Exchange-traded funds (ETFs) have become wildly popular in their relatively short history because they offer investors large and small the chance to own a diversified portfolio while keeping fees low and trading opportunities flexible. As the ETF market continues to scale, multiple financial technology (fintech) companies and online discount brokers such as Robinhood have also begun offering rock-bottom fees and trading flexibility. As a result, they have taken a large market share from traditional financial advisory services. The choices available include some apps, AI-powered solutions, and robo-advisors whose names might sound familiar.

Some Popular Stock-Trading Apps

Robinhood, Motif, and Ally Invest (formerly TradeKing) are among the most popular stock-trading apps.

  • Robinhood, which launched in 2014, charges zero commission fees on stock and ETF trades. The investor pays the usual management fee to the ETF provider, typically an expense ratio under 0.5%. Robinhood makes money in two ways: by charging interest for margin accounts and by investing clients' cash holdings in interest-bearing accounts. The company enjoys the backing of venture capitalists and angel investors as diverse as Google Ventures, Jared Leto, and Snoop Dogg.
  • Motif Explorer, a mobile trading app from online brokerage Motif Investing, launched in 2012 and allows individual investors to invest in curated, thematic portfolios such as Online Gaming World and Cleantech Everywhere.

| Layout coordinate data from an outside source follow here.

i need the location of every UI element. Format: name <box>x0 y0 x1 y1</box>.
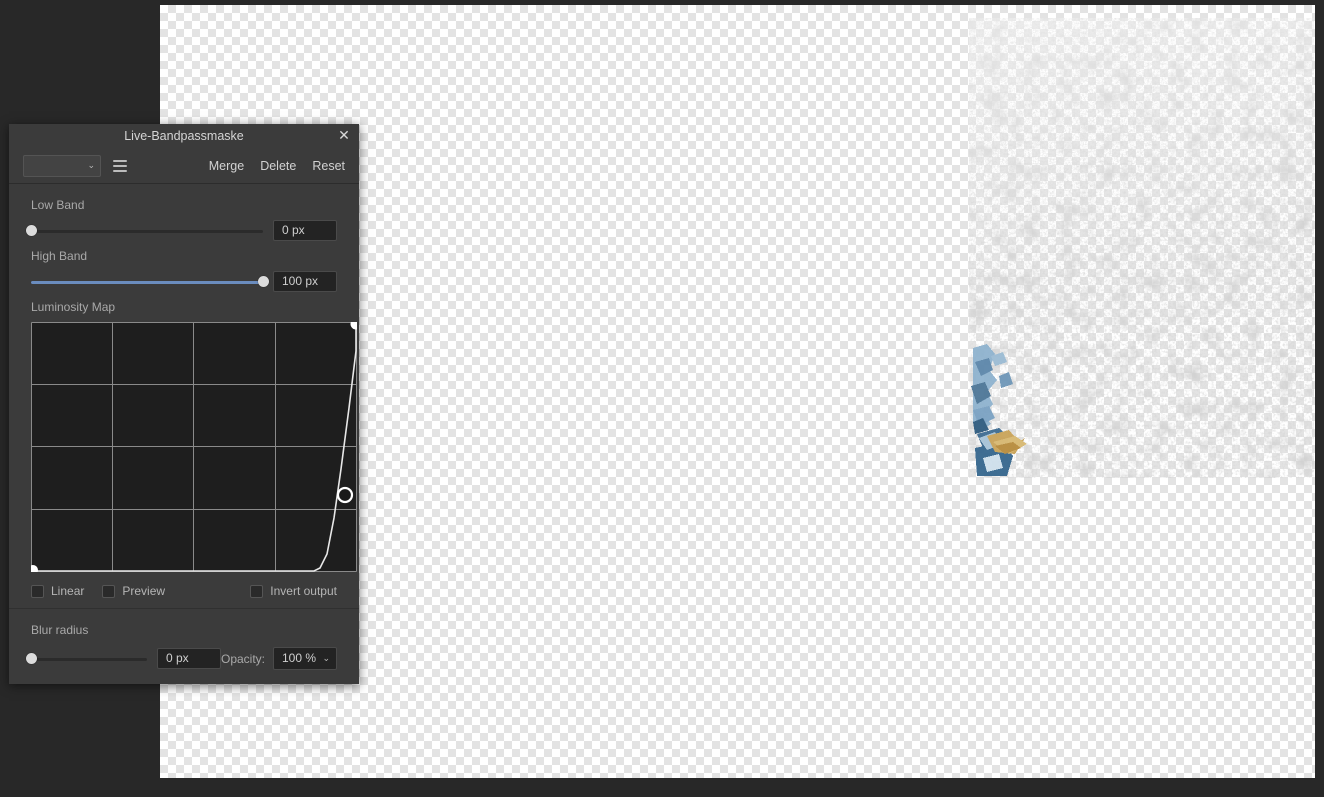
hamburger-icon[interactable] <box>113 159 127 173</box>
high-band-label: High Band <box>31 249 88 263</box>
masked-image-layer <box>969 18 1314 478</box>
linear-checkbox-box <box>31 584 44 598</box>
opacity-value: 100 % <box>282 651 317 665</box>
high-band-fill <box>31 280 263 284</box>
low-band-row: 0 px <box>26 220 337 241</box>
blur-radius-value[interactable]: 0 px <box>156 648 221 669</box>
high-band-value[interactable]: 100 px <box>273 271 337 292</box>
chevron-down-icon: ⌄ <box>322 653 330 663</box>
low-band-track <box>31 229 263 233</box>
opacity-select[interactable]: 100 % ⌄ <box>273 647 337 670</box>
linear-label: Linear <box>51 584 85 598</box>
high-band-knob[interactable] <box>258 275 269 287</box>
luminosity-curve-wrap <box>31 322 357 572</box>
blur-radius-knob[interactable] <box>26 652 37 664</box>
merge-button[interactable]: Merge <box>209 159 244 173</box>
low-band-label: Low Band <box>31 198 85 212</box>
bandpass-masked-photo <box>969 18 1314 478</box>
preview-checkbox-box <box>102 584 116 598</box>
invert-output-checkbox[interactable]: Invert output <box>250 584 337 598</box>
bands-section: Low Band 0 px High Band 100 px Luminosit <box>9 184 359 576</box>
linear-checkbox[interactable]: Linear <box>31 584 84 598</box>
panel-title: Live-Bandpassmaske <box>124 129 244 143</box>
close-icon[interactable]: ✕ <box>333 124 355 148</box>
chevron-down-icon: ⌄ <box>87 159 95 170</box>
panel-titlebar[interactable]: Live-Bandpassmaske ✕ <box>9 124 359 148</box>
invert-output-label: Invert output <box>270 584 337 598</box>
blur-radius-label: Blur radius <box>31 623 89 637</box>
curve-options-row: Linear Preview Invert output <box>9 576 359 609</box>
low-band-value[interactable]: 0 px <box>273 220 337 241</box>
toolbar-actions: Merge Delete Reset <box>209 159 345 173</box>
low-band-slider[interactable] <box>26 224 263 238</box>
high-band-row: 100 px <box>31 271 337 292</box>
blur-radius-track <box>31 657 147 661</box>
preview-checkbox[interactable]: Preview <box>102 584 165 598</box>
preview-label: Preview <box>122 584 166 598</box>
invert-output-checkbox-box <box>250 584 264 598</box>
panel-toolbar: ⌄ Merge Delete Reset <box>9 148 359 184</box>
preset-select[interactable]: ⌄ <box>23 154 101 177</box>
bandpass-mask-panel: Live-Bandpassmaske ✕ ⌄ Merge Delete Rese… <box>9 124 359 684</box>
curve-point-mid[interactable] <box>336 486 354 504</box>
low-band-knob[interactable] <box>26 224 37 236</box>
blur-row: 0 px Opacity: 100 % ⌄ <box>26 647 337 670</box>
blur-section: Blur radius 0 px Opacity: 100 % ⌄ <box>9 609 359 684</box>
luminosity-curve[interactable] <box>31 322 357 572</box>
reset-button[interactable]: Reset <box>312 159 345 173</box>
delete-button[interactable]: Delete <box>260 159 296 173</box>
high-band-slider[interactable] <box>31 275 269 289</box>
opacity-label: Opacity: <box>220 651 265 666</box>
blur-radius-slider[interactable] <box>26 652 147 666</box>
luminosity-map-label: Luminosity Map <box>31 300 116 314</box>
app-root: Live-Bandpassmaske ✕ ⌄ Merge Delete Rese… <box>0 0 1324 797</box>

A unique feature even allows users to construct a basket of up to 30 stocks, essentially custom-creating a homemade ETF. Trades are free for next-day transactions or $4.95 for real-time trades. Motif also now offers Impact Portfolios, a fully-automated service that allows investors to put their money behind their values.
  • Ally Invest, which acquired TradeKing in 2016, offers commission-free trades for stocks, options, and ETFs for investors who know their way around a portfolio. Meanwhile, those looking for a managed portfolio can choose from portfolios chosen by social responsibility, tax optimization, or more.


Services that feature robo-advisors are designed for investors focused on the long term rather than trading on a day-to-day basis. Investors are offered a selection of ETF portfolios that are monitored and adjusted automatically over time. They are another low-fee alternative.

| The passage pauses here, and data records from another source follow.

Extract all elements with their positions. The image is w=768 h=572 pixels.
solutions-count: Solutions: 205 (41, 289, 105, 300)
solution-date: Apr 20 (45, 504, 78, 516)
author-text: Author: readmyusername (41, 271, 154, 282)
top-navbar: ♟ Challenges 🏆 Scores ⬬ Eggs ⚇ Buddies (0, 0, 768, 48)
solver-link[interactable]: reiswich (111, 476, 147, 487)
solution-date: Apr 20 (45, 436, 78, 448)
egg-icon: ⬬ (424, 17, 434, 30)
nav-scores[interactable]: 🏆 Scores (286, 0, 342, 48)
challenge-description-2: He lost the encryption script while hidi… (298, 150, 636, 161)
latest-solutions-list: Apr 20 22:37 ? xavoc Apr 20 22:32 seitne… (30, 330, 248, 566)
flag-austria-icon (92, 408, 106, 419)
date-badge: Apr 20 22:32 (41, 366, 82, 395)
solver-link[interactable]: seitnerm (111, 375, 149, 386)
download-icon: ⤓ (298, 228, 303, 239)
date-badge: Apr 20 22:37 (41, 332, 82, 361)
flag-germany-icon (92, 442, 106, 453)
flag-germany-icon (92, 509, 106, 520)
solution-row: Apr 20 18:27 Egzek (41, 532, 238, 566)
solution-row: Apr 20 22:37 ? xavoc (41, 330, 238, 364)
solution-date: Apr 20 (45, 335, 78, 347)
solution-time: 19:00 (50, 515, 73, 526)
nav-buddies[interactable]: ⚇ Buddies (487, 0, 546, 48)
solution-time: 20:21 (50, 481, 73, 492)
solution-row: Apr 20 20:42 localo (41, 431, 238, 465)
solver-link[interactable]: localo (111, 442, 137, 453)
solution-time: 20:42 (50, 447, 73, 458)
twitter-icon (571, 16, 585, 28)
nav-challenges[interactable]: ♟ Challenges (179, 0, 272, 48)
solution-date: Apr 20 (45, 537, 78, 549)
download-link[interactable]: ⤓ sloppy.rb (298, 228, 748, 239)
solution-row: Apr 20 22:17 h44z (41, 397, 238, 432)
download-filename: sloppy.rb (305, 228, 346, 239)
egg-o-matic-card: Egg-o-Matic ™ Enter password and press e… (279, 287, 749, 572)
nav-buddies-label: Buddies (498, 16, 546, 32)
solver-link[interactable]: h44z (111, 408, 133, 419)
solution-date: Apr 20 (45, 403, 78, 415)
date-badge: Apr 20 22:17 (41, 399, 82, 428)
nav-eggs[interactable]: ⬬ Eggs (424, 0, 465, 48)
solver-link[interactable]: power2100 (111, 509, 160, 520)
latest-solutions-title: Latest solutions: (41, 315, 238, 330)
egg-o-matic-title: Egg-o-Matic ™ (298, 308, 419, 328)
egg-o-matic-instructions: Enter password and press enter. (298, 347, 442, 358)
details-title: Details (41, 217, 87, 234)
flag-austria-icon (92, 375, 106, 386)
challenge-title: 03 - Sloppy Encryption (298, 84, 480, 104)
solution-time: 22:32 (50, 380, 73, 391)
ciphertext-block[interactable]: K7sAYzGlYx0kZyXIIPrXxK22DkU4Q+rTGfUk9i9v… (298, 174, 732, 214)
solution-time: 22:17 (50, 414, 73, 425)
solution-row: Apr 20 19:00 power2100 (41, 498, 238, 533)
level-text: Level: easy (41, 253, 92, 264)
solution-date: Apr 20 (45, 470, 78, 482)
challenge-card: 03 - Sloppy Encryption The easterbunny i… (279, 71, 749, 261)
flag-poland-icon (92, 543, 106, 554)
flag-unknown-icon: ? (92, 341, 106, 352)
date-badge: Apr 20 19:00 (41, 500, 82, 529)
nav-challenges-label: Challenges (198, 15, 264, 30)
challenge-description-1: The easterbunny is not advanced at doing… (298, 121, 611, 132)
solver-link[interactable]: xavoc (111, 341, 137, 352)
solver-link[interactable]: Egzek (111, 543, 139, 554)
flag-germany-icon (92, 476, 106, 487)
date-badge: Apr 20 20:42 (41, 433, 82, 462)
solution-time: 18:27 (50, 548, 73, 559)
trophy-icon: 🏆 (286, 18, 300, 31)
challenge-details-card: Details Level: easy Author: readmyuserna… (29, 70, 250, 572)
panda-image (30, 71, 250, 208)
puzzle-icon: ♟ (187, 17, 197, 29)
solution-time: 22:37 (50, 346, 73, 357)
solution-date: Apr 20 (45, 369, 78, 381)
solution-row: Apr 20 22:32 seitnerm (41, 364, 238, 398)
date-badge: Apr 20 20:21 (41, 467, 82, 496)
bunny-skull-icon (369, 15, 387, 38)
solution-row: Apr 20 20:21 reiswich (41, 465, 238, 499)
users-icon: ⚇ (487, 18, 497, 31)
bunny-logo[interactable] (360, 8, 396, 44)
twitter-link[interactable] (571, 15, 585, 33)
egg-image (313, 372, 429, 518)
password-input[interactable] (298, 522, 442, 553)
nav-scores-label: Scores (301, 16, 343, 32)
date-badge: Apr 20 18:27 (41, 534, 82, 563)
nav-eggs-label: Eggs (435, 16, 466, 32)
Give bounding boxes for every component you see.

Wealthfront and Betterment are pioneers in the robo-advisor industry and both charge an annual advisory fee of 0.25% and zero trading or account transfer fees.

Betterment charges management fees that range from 0.25% to 0.40%, compared with 1% to 1.5% for an average financial advisor. Both apps walk users through the process of setting up a portfolio of ETFs based on their answers to a series of questions regarding risk tolerance and investing preferences.

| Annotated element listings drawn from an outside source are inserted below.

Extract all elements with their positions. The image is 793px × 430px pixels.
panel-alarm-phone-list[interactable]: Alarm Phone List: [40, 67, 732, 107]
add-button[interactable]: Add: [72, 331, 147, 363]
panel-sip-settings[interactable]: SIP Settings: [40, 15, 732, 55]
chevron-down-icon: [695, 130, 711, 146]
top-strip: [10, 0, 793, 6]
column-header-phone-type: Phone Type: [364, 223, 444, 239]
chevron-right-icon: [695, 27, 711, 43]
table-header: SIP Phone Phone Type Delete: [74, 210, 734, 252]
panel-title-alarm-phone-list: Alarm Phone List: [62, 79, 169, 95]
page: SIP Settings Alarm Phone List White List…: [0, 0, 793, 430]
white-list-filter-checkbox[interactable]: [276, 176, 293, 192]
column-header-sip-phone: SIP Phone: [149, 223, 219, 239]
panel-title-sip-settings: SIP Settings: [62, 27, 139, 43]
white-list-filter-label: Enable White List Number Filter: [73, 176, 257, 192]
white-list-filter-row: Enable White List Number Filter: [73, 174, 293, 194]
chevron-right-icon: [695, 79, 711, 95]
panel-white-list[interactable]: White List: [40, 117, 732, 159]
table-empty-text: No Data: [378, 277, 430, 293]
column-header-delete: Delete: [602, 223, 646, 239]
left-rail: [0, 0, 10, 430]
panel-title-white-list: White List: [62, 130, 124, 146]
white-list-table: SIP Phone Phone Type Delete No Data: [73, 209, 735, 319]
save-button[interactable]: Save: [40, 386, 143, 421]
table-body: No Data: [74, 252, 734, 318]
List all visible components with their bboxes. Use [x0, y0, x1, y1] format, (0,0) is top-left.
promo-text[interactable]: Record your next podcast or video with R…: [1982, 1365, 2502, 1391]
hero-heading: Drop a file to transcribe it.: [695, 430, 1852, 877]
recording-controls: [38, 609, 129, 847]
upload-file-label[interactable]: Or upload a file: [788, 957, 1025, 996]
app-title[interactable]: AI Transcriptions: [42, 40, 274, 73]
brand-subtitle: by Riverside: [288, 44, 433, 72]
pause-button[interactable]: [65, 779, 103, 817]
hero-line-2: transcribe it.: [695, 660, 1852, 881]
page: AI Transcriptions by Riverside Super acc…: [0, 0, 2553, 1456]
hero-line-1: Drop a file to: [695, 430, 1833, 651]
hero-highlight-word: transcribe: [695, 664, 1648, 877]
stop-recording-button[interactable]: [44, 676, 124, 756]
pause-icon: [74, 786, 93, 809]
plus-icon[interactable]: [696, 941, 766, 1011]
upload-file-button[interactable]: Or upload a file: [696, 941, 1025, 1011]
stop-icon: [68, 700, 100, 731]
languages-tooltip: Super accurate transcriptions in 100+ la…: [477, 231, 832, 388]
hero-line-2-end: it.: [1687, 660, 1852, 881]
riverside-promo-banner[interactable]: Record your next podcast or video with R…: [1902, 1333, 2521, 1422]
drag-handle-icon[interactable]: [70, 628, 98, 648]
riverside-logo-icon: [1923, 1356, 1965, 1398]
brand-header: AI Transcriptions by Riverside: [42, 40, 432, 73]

Wealthfront and Betterment offer diverse ETFs, from simple ones that track broad U.S. stock indices such as the S&P 500 to specialized instruments like emerging market and real estate investment trust (REIT) funds. Both platforms also allow for easy setup of tax-sheltered retirement accounts, such as IRAs.

About ETF Fees

Low fees are a big deal for investors in ETFs, and for good reason. The vast majority of ETFs track an index. If several competitors offer an ETF based on the same index, the returns should not differ significantly. That makes fees and commissions a deciding factor in choosing one over another.

In any case, while deciding on an online broker, look at the range of ETFs offered. Each has a different mix. Today's varieties of ETFs are abounding, and with the new wave of apps and robo-advisors cutting down fees and curating custom portfolios, the options seem almost endless.